Hussain also told investigators his cell was not linked to either al-Qaida or those who carried out the July 7 suicide attack, Italian news reports said.
His lawyer said the plot was loosely organized, put together at the last minute.
"There wasn't a very clearly defined plan, the whole thing was set the day before, in a meeting with this group of friends," Sonnessa said.
In addition to the arrests Sunday, police in Manchester, in northern England, detained a man at a train station under anti-terrorism legislation but said they did not believe he was linked to the London bombings. Inspector Mohammed Sultan gave no further details about the arrest at Stockport station.
In London, the Home Office said a top official would meet with Muslim leaders around Britain to discuss fighting extremism. Three of the four July 7 suicide bombers were Pakistani Britons, and their willingness to kill has raised troubling questions about militant Islam's appeal to some young Britons. Most of the July 21 attackers were immigrants from east Africa.
Spain's intelligence chief dismissed the possibility that the London bombings were connected to the train bombings in Madrid that killed 191 people last year.
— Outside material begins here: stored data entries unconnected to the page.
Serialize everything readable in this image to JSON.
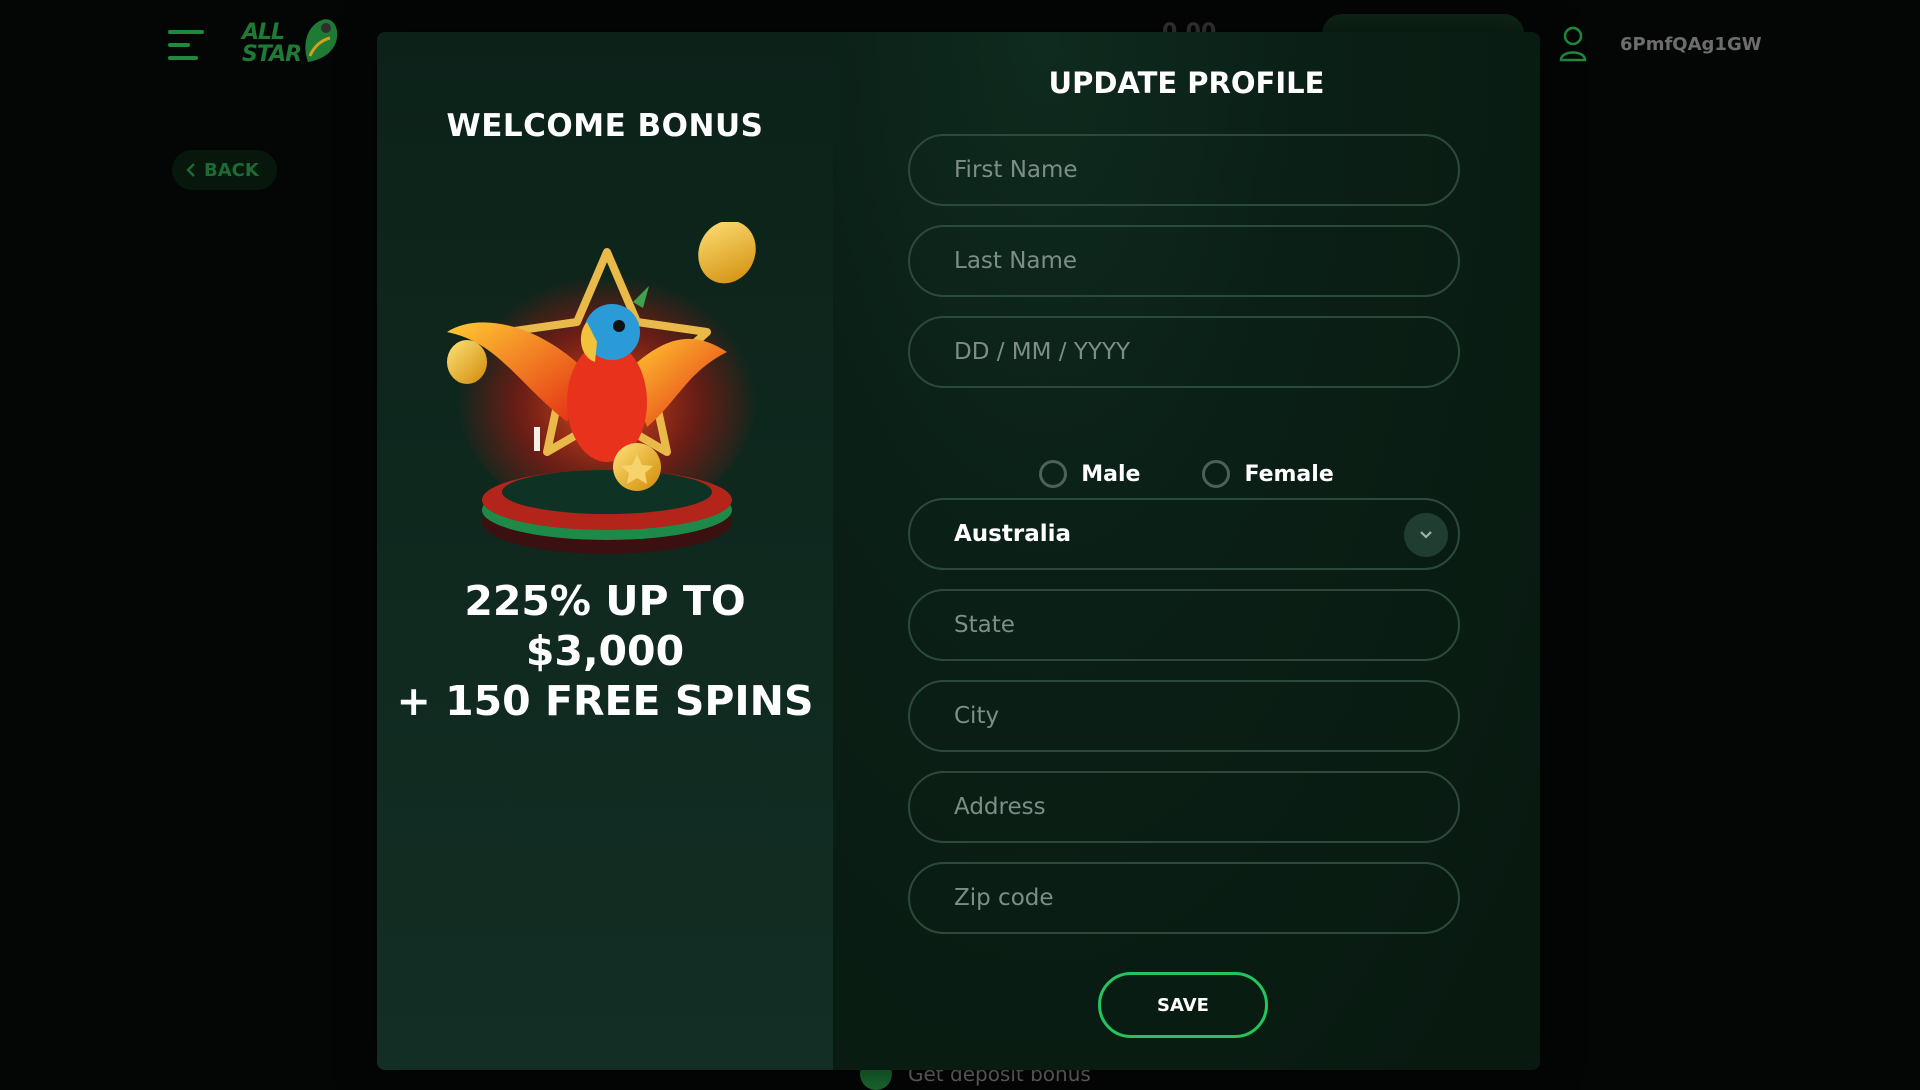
{
  "header": {
    "logo_text": "ALL STAR",
    "balance": "0.00",
    "username": "6PmfQAg1GW"
  },
  "nav": {
    "back_label": "BACK"
  },
  "background": {
    "bottom_text": "Get deposit bonus"
  },
  "bonus": {
    "title": "WELCOME BONUS",
    "line1": "225% UP TO",
    "line2": "$3,000",
    "line3": "+ 150 FREE SPINS"
  },
  "form": {
    "title": "UPDATE PROFILE",
    "first_name_placeholder": "First Name",
    "last_name_placeholder": "Last Name",
    "dob_placeholder": "DD / MM / YYYY",
    "gender_options": [
      "Male",
      "Female"
    ],
    "country_value": "Australia",
    "state_placeholder": "State",
    "city_placeholder": "City",
    "address_placeholder": "Address",
    "zip_placeholder": "Zip code",
    "save_label": "SAVE"
  },
  "icons": {
    "menu": "hamburger-menu-icon",
    "user": "user-icon",
    "back": "chevron-left-icon",
    "select": "chevron-down-icon"
  },
  "colors": {
    "accent": "#22c55e",
    "modal_bg": "#081a12",
    "field_border": "#2c4a3c"
  }
}
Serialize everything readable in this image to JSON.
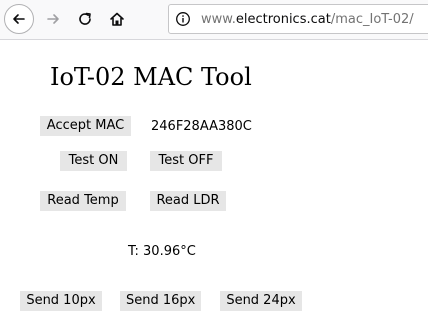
{
  "browser": {
    "url_prefix": "www.",
    "url_domain": "electronics.cat",
    "url_path": "/mac_IoT-02/",
    "icons": {
      "back": "back-arrow-icon",
      "forward": "forward-arrow-icon",
      "reload": "reload-icon",
      "home": "home-icon",
      "site_info": "info-icon"
    }
  },
  "page": {
    "title": "IoT-02 MAC Tool",
    "accept_mac_label": "Accept MAC",
    "mac_value": "246F28AA380C",
    "test_on_label": "Test ON",
    "test_off_label": "Test OFF",
    "read_temp_label": "Read Temp",
    "read_ldr_label": "Read LDR",
    "temp_readout": "T: 30.96°C",
    "send_10px_label": "Send 10px",
    "send_16px_label": "Send 16px",
    "send_24px_label": "Send 24px"
  },
  "colors": {
    "button_bg": "#e6e6e6",
    "toolbar_bg": "#f9f9fa"
  }
}
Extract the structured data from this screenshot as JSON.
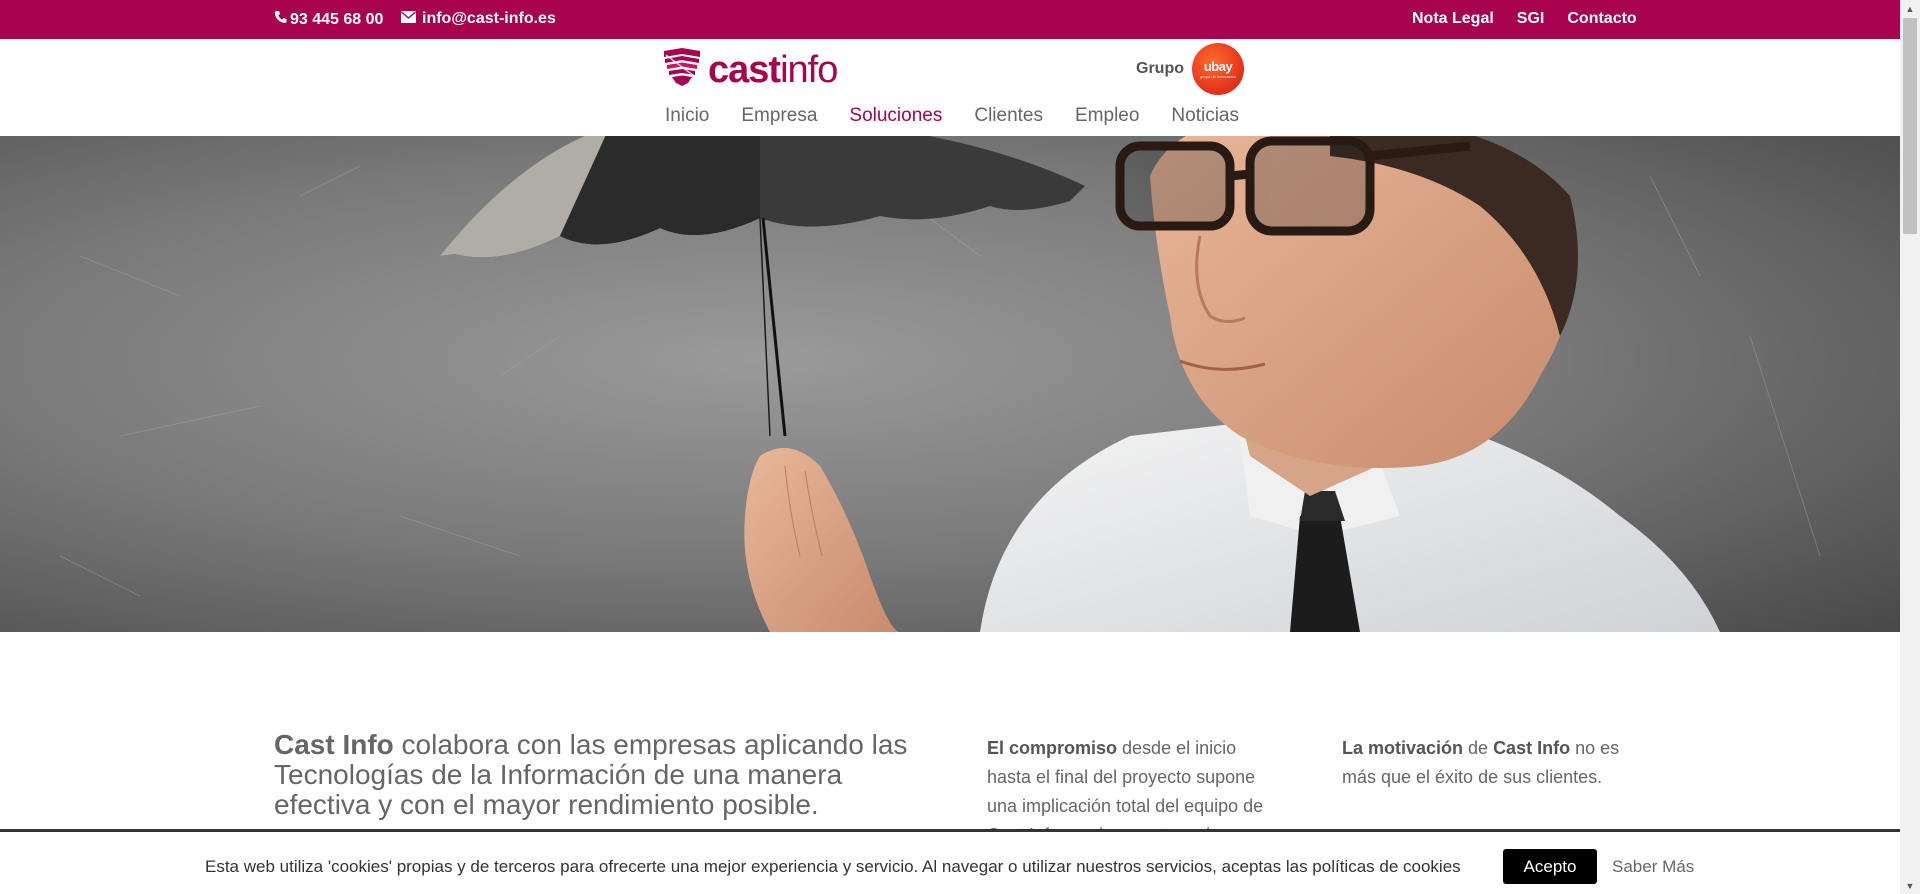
{
  "topbar": {
    "phone": "93 445 68 00",
    "email": "info@cast-info.es",
    "links": [
      "Nota Legal",
      "SGI",
      "Contacto"
    ]
  },
  "header": {
    "logo": {
      "bold": "cast",
      "light": "info"
    },
    "grupo_label": "Grupo",
    "grupo_badge": "ubay",
    "grupo_badge_sub": "grupo de innovacion",
    "nav": [
      {
        "label": "Inicio",
        "active": false
      },
      {
        "label": "Empresa",
        "active": false
      },
      {
        "label": "Soluciones",
        "active": true
      },
      {
        "label": "Clientes",
        "active": false
      },
      {
        "label": "Empleo",
        "active": false
      },
      {
        "label": "Noticias",
        "active": false
      }
    ]
  },
  "content": {
    "intro_bold": "Cast Info",
    "intro_rest": " colabora con las empresas aplicando las Tecnologías de la Información de una manera efectiva y con el mayor rendimiento posible.",
    "col2_bold": "El compromiso",
    "col2_rest": " desde el inicio hasta el final del proyecto supone una implicación total del equipo de Cast Info en el proyecto y el",
    "col3_bold1": "La motivación",
    "col3_mid": " de ",
    "col3_bold2": "Cast Info",
    "col3_rest": " no es más que el éxito de sus clientes."
  },
  "cookie": {
    "text": "Esta web utiliza 'cookies' propias y de terceros para ofrecerte una mejor experiencia y servicio. Al navegar o utilizar nuestros servicios, aceptas las políticas de cookies",
    "accept": "Acepto",
    "more": "Saber Más"
  },
  "colors": {
    "brand": "#a8034f",
    "grupo_orange": "#e2301a"
  },
  "icons": {
    "phone": "phone-icon",
    "email": "envelope-icon"
  }
}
Alberto Saiz, director of the National Intelligence Center, told the daily El Pais that similarities between the attacks were limited to "their outward appearance" and the targeting of transport networks.
"At that point, the differences start," Saiz was quoted as saying, noting particularly that two sets of attacks had been carried out in London.
"In contrast to Madrid, this gives us the feeling that they are coordinated with other groups or have direction from above — and that there is a plan," he added. "This is not an isolated group that decides to act on its own account."